A lot of the new optimism has to do with key economic events that are taking shape in the county. For one, the LDS Church’s Brigham City Temple is complete, which has brought an increased amount of economic activity downtown.
Further, Mitch Zundel, economic development director for Box Elder County, says he is seeing increased interest from entrepreneurs looking to start businesses and from existing businesses that are talking about expansions.
For example, West Liberty Foods recently announced that it would expand its operations in the county. That’s actually the third expansion at the plant since 2007; however, Larsen and Zundel say they haven’t heard of any job increases along with the company’s latest expansion plans–not yet, anyway. Zundel and Larsen expect the expansion will increase jobs eventually.

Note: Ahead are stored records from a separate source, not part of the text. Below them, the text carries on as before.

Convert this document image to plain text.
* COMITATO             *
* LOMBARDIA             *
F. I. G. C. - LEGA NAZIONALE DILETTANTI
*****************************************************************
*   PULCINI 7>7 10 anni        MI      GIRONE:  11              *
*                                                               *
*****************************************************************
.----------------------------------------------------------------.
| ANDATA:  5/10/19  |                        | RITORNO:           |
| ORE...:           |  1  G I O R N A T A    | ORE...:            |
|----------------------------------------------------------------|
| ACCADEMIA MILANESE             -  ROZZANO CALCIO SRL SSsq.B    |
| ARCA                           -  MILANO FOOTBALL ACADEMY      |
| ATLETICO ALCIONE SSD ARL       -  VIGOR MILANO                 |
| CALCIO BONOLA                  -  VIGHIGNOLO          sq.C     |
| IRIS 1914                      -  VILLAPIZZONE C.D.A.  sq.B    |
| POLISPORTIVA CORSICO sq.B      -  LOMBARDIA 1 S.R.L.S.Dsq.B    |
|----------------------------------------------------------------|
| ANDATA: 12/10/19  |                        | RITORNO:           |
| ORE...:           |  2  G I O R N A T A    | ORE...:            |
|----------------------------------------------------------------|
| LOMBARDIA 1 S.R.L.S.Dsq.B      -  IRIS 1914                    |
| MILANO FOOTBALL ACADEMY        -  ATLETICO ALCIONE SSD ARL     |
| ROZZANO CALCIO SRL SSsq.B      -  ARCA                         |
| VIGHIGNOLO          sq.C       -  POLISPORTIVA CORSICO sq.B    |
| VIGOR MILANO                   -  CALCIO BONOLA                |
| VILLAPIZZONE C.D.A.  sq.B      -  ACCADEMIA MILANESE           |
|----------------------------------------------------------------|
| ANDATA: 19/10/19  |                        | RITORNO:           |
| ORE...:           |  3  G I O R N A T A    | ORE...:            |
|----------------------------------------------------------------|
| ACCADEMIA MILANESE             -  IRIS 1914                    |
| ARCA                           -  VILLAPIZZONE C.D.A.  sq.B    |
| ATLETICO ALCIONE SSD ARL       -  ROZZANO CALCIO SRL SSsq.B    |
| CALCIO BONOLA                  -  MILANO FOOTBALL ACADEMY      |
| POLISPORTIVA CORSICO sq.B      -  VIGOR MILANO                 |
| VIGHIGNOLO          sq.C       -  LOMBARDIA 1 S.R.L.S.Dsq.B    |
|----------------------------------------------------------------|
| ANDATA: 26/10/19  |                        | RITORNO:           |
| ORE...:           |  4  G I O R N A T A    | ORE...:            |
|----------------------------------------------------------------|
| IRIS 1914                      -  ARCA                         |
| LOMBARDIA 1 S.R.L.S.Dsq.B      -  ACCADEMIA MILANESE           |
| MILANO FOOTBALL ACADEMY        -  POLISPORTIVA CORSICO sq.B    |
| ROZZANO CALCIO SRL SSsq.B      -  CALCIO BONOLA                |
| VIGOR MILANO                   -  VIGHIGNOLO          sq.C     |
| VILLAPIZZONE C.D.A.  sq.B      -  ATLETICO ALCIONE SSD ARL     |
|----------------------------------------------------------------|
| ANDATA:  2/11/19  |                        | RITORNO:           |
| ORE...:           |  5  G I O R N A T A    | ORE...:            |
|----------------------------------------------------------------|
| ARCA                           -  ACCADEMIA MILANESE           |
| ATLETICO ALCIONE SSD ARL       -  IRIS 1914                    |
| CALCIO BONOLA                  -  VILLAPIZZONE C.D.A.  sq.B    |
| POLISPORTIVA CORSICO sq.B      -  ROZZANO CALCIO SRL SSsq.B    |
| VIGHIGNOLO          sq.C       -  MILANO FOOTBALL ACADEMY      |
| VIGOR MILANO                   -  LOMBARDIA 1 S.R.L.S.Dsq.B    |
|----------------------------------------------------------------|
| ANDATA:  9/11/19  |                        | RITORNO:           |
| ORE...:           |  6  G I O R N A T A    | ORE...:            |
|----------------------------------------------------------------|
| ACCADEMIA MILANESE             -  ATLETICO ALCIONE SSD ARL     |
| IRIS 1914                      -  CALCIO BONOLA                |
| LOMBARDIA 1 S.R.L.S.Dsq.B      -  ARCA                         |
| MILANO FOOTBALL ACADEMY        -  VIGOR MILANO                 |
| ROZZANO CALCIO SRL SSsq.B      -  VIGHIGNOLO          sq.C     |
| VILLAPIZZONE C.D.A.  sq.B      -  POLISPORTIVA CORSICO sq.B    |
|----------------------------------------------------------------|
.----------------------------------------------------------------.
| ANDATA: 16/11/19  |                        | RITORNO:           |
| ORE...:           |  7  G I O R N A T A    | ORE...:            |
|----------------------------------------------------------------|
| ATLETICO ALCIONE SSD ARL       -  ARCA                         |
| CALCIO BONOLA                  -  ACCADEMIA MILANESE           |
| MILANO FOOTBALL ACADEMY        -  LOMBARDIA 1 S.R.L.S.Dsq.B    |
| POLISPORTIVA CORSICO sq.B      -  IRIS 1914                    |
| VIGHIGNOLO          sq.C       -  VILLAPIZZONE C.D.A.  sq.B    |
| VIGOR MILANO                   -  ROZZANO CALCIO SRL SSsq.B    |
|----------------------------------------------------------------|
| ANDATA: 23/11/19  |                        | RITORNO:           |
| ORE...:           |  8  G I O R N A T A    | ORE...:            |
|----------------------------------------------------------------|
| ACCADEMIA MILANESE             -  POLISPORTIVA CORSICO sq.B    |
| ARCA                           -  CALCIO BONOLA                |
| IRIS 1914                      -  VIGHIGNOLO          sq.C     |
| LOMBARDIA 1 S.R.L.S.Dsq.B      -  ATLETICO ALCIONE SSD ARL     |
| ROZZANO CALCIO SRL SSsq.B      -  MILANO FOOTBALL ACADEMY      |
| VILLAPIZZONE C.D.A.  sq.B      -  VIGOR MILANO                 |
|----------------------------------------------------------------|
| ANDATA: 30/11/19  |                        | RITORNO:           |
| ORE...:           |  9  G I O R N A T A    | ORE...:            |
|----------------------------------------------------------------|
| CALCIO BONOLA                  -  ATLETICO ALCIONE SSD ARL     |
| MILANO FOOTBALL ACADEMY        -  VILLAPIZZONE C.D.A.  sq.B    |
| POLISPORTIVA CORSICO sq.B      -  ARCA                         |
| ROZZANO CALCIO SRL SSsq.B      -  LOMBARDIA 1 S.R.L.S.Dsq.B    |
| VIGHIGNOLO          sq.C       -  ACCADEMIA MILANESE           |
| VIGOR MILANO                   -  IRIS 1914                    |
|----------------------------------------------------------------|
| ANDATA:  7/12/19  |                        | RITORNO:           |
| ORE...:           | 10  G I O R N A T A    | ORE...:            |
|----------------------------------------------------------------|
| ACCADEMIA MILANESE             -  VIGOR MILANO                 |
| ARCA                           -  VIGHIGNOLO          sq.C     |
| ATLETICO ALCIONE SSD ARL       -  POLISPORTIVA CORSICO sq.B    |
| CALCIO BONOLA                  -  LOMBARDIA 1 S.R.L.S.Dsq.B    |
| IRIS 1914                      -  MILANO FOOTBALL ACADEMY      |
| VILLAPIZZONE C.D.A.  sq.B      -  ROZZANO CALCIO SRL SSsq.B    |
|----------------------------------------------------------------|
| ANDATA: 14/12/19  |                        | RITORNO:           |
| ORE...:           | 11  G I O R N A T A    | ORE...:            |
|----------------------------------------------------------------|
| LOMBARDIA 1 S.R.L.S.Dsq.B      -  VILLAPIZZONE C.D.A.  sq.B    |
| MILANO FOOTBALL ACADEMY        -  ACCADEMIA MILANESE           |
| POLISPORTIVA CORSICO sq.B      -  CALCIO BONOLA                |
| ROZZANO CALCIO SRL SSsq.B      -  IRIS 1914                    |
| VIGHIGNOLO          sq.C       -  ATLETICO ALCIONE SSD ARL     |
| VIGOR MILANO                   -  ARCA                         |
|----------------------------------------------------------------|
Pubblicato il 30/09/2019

Meanwhile, a poultry concern is in the process of finalizing the financing for a poultry operation in the county. Larsen says the company would make a $307 million capital investment by building a hatchery, granary and growout houses in the unincorporated county, and a processing plant within Brigham City. Initial employment would be about 591 workers, but the number of jobs could increase to more than 1,000. There’s also talk of a gold mining operation starting up on the northwest side of the county.
Using $100,000 in grant money from the U.S. Economic Development Administration, the Economic Development Corporation of Utah and other state and local agencies and businesses, Brigham City hired BetterCity, an economic development consulting firm led by former Ogden Mayor Matthew Godfrey, to do an industry cluster analysis to determine which industries are most ripe for growth. The analysis is focusing on the aerospace and composites, structural steel, agricultural and shooting sports industries.
“We are trying to go at our economic development from all directions: recruitment, expansion of existing businesses and helping entrepreneurs to get new businesses started,” says Larsen.